4. Trusted Adventures Alliance http://www.trustedadventures.com/about-us.php Being an experienced world traveler in search of unique one-of-a-kind travel adventures whose touring itineraries typically combine eco-sports such as hiking, biking, walking, rafting and kayaking with cultural anthropological immersions into traditional indigenous communities, I have found it best to partner up with tour operating companies that are internationally known for their responsible travel practices, exceptional guest services, and uncompromising quality. Such is the case with these nine independently operating travel companies –Austin-Lehman Adventures, Wildland Adventures, ROW Adventures, The Wayfarers, Myths and Mountains, American Safari Cruises, Western River Expeditions, Ciclismo Classico, and Great Alaska International Adventure Vacations – all of whom have joined together to “provide authentic, transformational travel experiences” for individuals, families, and groups with the aim of “preserving our planet and its cultural heritage”. To ensure sustainable travel experiences for the future and promote existing local economies, this organization has also been active in funding conservation programs, libraries, and “cleaner” motorized boats – again with the aim of protecting natural resources and world communal heritage throughout the Americas, Europe, Asia, Australia and Africa.

5. Global Human Ecodynamics Alliance http://www.gheahome.org Being a cultural anthropologist myself by training, I am fascinated by the field of “Human Ecodynamics” which looks at “the past and present global interactions of humans and the natural world, using fields of inquiry and methods of investigation from anthropology, archaeology, sociology, geosciences, climatology, biological sciences, art, history, and political science.” Hence the goal of this organization is to foster – “working groups” – interested researchers from an array of backgrounds and studies who voluntarily collaborate with each other around a particular project and a common purpose – the biological and sociological interactions of humans and their ecosystems over space and time. Two such collective examples of these working groups now under discussion are: 1) “the issue of coastal erosion as it affects human communities past and present” and 2) “global climate change and the attendant serious threats to the global archaeological record”.

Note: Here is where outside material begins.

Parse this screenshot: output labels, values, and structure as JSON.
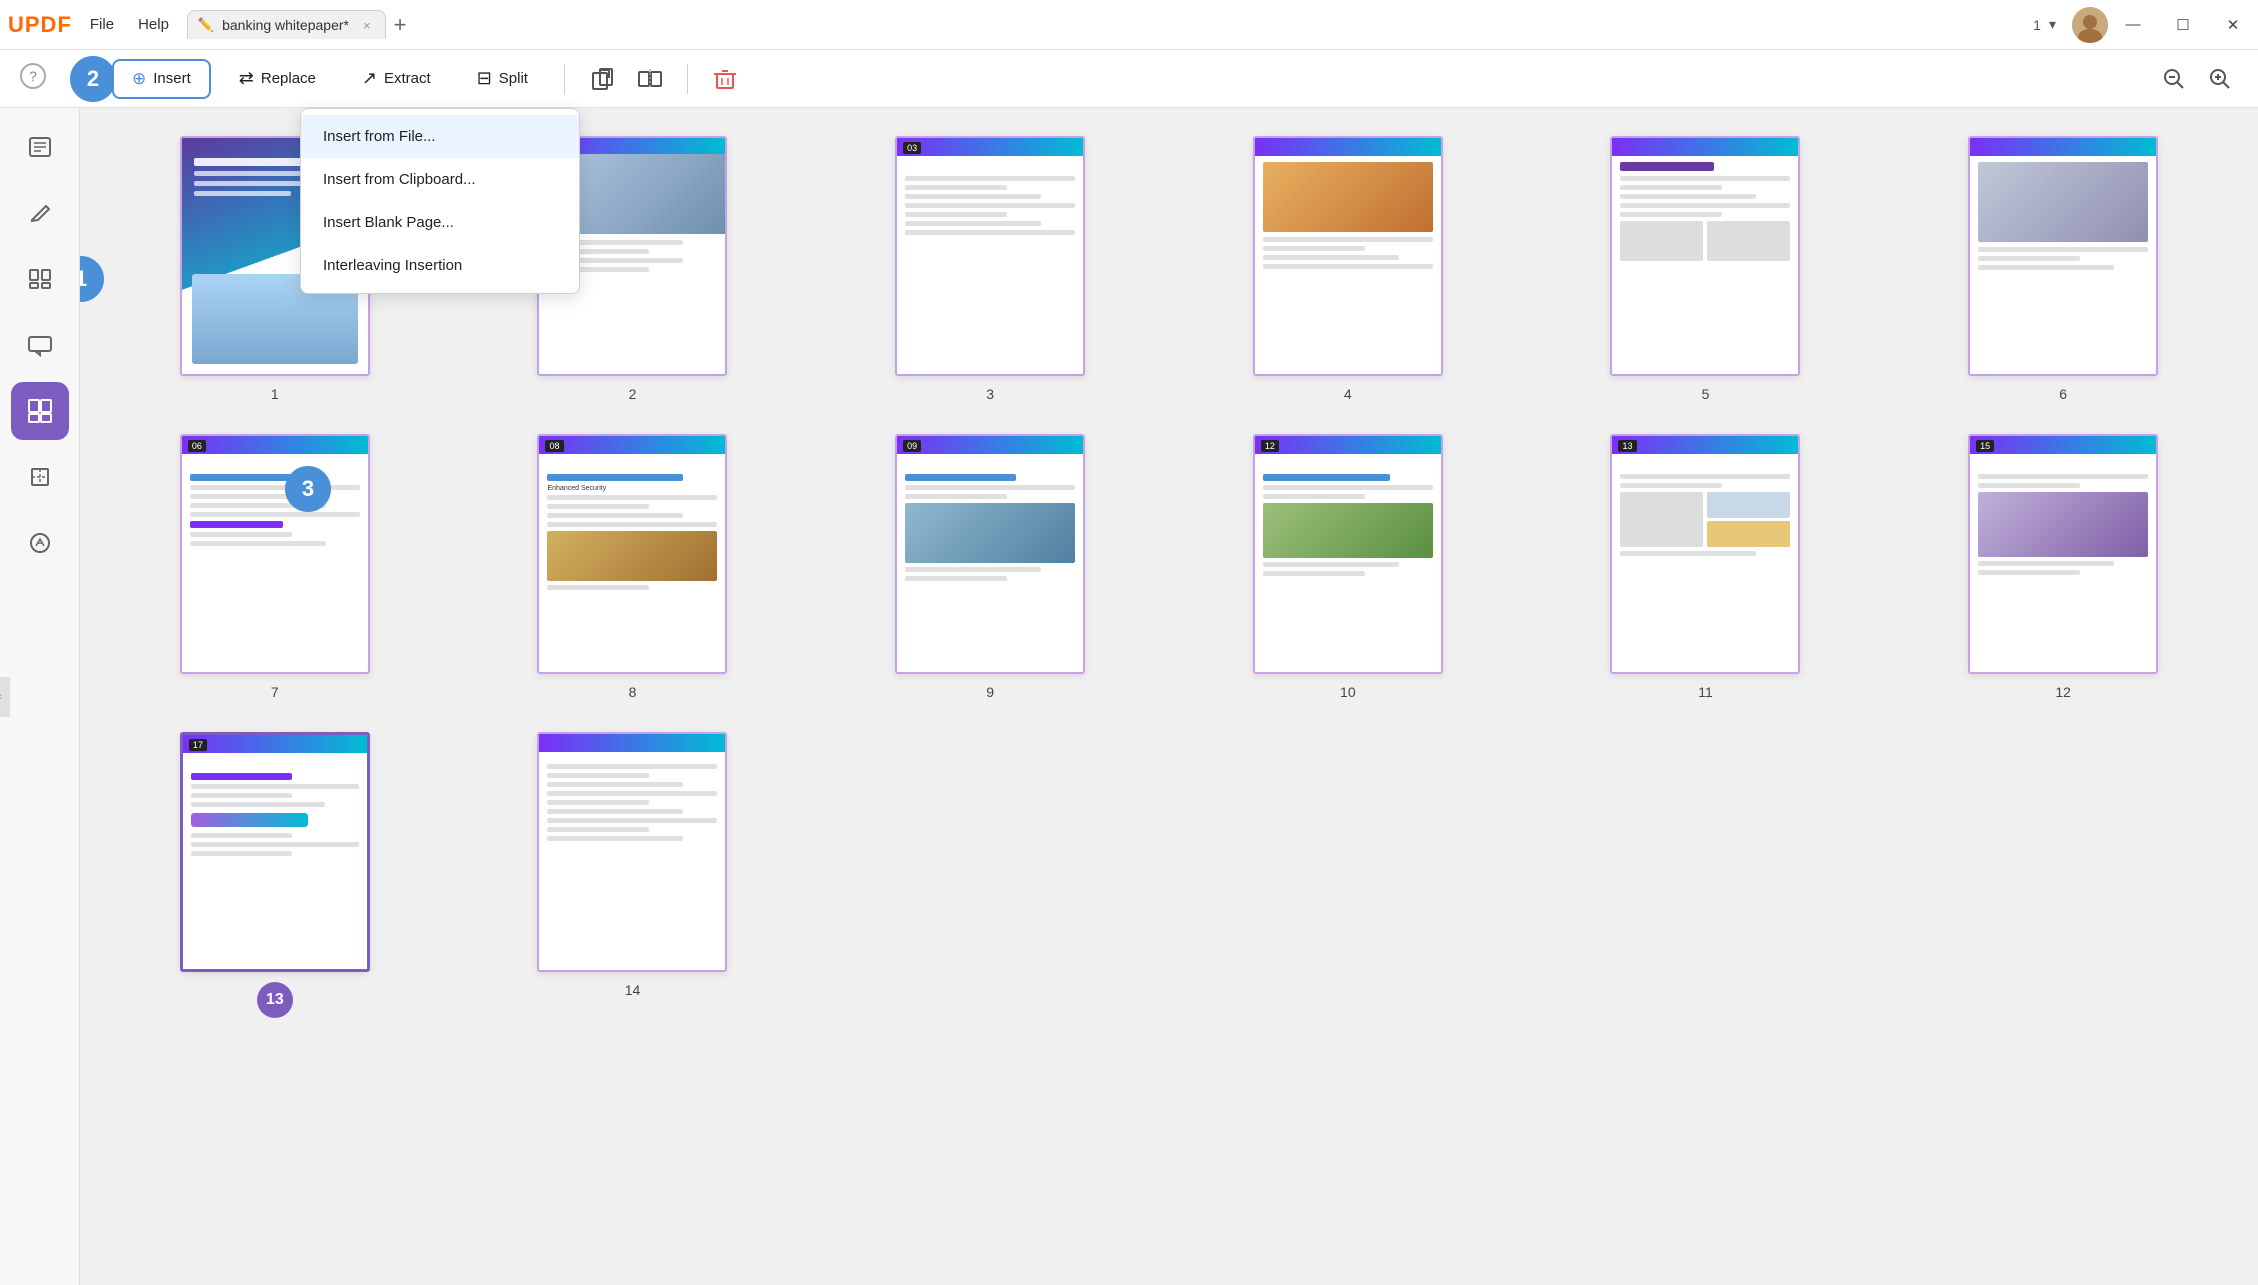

6. Global Green Grants Fundhttp://www.greengrants.org/ Like most Americans, I do my bit everyday in giving to charities that support animal rights and promote land and ocean conservation efforts right here in the USA – but this association of “changemakers” does a great deal more! It is a public charity that funds eco-related projects primarily in the developing world and emerging economies – projects that address “toxic contamination, destruction of natural resources, disappearance of water, food, and work and displacement from traditional lands”. Their mission in essence is “to mobilize resources for global environmental sustainability and social justice” and since 1993 they have been doing just that – making nearly 6,000 grants to youth groups, tribal councils, and non-governmental organizations who are in need of basic educational resources and infrastructure and “green” leadership.